Rather, QSAs tend to focus on two things: creating a safe space where queer kids and their allies can feel safe to be themselves and explore their identity and providing information on what those identities could be. For example, this could be talking about the difference between being gay, bi, and pan or talking about less well-discussed identities, like being asexual. One time when a good friend and I were just visiting our high school’s GSA, we learned some basic knowledge about trans identities (though years later both of us have come to terms with being trans, so maybe GSAs do have a secret conversion ray).
The reality is that these clubs are harmless. They provide a good space to make friends, sometimes eat snacks, and learn voluntary information that children are free to take or leave. None of it is potentially illicit or dangerous and none of it warrants informing parents. Moreover, informing parents in such a way violates the rights of children as it creates a barrier to participating in these clubs. By informing parents, we increase the rates of children being outed and thus decrease their ability to feel free to join GSAs, which goes contrary to the ideals embodied by things such as articles 15 and 16 of the UNICEF Convention on the Rights of Children.

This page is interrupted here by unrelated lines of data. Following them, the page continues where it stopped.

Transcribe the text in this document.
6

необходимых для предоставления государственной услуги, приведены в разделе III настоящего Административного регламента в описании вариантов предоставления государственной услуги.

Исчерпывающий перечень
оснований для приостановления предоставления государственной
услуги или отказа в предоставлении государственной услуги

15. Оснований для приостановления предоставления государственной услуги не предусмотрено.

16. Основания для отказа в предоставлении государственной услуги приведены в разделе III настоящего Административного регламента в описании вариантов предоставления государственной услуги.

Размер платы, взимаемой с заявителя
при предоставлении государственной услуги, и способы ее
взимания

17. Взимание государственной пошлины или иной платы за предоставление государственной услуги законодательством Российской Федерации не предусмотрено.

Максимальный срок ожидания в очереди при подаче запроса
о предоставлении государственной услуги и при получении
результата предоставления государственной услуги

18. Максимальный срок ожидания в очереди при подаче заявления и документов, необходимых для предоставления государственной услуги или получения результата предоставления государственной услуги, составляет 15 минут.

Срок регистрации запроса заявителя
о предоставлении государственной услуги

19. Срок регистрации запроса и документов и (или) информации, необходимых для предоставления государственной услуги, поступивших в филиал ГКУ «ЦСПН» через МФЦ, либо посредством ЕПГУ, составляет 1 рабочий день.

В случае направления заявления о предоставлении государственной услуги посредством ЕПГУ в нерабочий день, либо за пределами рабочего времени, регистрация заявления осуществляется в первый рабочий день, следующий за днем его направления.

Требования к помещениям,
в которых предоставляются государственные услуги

If it isn’t really violating the rights of parents or putting children at risk, the only objection left is on basis of freedom of religion. One person’s religious freedoms, however, only extend so far as they don’t impinge on the rights of others; in this case, the rights of queer kids to feel safe, welcome, and to understand themselves. Given this, mandating that schools allow GSAs isn’t violating religious freedom, but rather affirming children’s freedom from discrimination.
These schools don’t have any real justification for preventing GSAs and QSAs. They’re just being queerphobic.